Ici encore, le principe était juste, ou tout au moins très défendable. Le ministre des Colonies britanniques, M. Lyttelton, la reconnu à la Chambre des Communes : « Tout impôt dans les colonies, disait-il le 23 mai 1905, implique le travail forcé. » Et sir Edw. Grey ajoutait, le 5 juillet 1906, « qu’il est certain que le travail forcé peut être équivalent à un impôt. Si un indigène ne peut pas payer une taxe et que son travail soit donné à l’Etat pour ce motif, l’on peut appeler ce travail une taxe[2]. »

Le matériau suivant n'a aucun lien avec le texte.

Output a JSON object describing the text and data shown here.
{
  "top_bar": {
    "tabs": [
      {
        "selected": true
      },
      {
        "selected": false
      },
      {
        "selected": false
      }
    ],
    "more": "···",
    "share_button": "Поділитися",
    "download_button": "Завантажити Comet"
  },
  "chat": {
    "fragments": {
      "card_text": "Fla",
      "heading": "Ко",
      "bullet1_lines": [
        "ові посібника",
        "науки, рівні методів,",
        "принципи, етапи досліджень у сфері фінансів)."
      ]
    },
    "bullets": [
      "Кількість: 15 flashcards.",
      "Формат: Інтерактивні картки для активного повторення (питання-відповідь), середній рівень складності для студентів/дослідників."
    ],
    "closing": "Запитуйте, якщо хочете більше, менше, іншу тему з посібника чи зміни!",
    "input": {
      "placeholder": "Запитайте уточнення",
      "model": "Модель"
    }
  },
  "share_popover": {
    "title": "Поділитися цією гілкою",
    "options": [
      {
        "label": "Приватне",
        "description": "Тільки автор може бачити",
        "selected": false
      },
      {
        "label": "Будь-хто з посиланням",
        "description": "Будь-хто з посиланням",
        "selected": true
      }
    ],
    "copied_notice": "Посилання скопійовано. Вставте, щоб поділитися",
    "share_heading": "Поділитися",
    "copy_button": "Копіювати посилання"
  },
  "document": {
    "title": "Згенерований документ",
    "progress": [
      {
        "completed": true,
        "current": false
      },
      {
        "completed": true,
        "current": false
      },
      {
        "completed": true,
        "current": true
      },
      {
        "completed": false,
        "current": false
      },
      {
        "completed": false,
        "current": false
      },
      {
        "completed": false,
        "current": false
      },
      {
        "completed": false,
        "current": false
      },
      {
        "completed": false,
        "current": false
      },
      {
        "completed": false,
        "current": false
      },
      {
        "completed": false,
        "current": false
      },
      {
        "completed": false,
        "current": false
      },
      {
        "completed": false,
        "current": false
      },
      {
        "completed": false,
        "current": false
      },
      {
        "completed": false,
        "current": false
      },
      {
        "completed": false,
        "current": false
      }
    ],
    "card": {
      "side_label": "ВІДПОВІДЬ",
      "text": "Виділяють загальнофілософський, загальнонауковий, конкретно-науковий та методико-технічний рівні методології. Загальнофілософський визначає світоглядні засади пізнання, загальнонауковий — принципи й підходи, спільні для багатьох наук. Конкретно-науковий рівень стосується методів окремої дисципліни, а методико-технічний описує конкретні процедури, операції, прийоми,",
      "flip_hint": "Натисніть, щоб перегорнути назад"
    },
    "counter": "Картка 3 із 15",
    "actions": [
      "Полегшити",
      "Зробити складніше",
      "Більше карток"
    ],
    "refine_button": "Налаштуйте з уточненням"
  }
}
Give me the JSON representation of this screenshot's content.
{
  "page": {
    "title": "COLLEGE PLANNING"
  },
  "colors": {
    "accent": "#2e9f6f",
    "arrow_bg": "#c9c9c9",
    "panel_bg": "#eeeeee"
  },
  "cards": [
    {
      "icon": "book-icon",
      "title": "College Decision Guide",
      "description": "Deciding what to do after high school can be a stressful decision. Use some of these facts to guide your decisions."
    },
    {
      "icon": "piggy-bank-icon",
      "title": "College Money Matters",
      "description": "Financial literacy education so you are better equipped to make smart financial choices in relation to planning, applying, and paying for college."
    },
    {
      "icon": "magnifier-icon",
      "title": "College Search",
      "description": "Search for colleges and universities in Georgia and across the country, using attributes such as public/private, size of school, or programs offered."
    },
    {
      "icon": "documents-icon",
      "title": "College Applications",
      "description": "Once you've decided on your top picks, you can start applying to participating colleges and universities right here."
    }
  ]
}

L’impôt en travail a été défendu au nom de la civilisation par des congrès coloniaux et des missionnaires expérimentés[3]. Cette taxe existe sous forme d’impôt en produits, dans l’Afrique occidentale française[4]. Dans l’Afrique orientale allemande, le défaut de paiement de l’impôt de capitation de trois roupies entraîne une prestation en travail non rémunérée (Verordnung 22 mars 1905). Il en est de même dans l’Uganda Anglais (Poll

  1. «… Le seul moyen légal dont dispose l’État pour obliger les populations au travail est d’en faire un impôt ; et c’est précisément en considération de la nécessité d’assurer à l’État le concours indispensable de la main-d’œuvre indigène qu’un impôt en travail est justifié au Congo. Cet impôt, en outre, remplace, vis-à-vis de ces populations, la contrainte qui, dans les pays civilisés, est exercée par les nécessités mêmes de la vie… « Si on reconnaît à l’État du Congo, comme à tout autre État, le droit de demander à ses populations les ressources nécessaires à son existence et à son développement, il faut évidemment lui reconnaître le droit de réclamer la seule chose que ses populations puissent donner, c’est-à-dire une certaine somme de travail. » (Bulletin officiel, 1905, p. 159.)
  2. Parliamentary Debates. Séance du 5 juillet 1906.
  3. Le Congrès Colonial réuni à Paris, au mois de juin 1905, a émis le vœu suivant :
    « Le Congrès Colonial reconnaissant l’utilité du paiement en travail de l’impôt indigène, au point de vue de l’éducation du travail indigène et de la constitution de l’outillage économique de nos colonies, et notamment de nos colonies africaines, émet le vœu que ces prestations soient maintenues sans venir en aggravation d’autres impôts de même nature et soient surtout appliquées à la réalisation de travaux publics permanens. »
    De son côté, dans son ouvrage : Vingt-huit années au Congo, Mgr Augouard, évêque du Haut-Congo français, affirme que « le travail obligatoire doit être employé avec une grande fermeté unie à une excessive prudence. » — « Mais j’entends déjà, continue-t-il, les protestations des négrophiles en chambre qui vont s’écrier que c’est le rétablissement de l’ancien esclavage. À ce compte, le Français est bien le pire des esclaves avec ses impôts, ses prestations, son service militaire et ses rudes travaux. En ne demandant aux noirs que la dixième partie de ce qu’on demande aux blancs de France, on obtiendra en Afrique de merveilleux résultats. »
  4. Il est vrai que l’administration s’interdit de recevoir les produits d’exportation, ce qui évite tout conflit avec le négoce et limite au seul besoin des postes les produits perçus.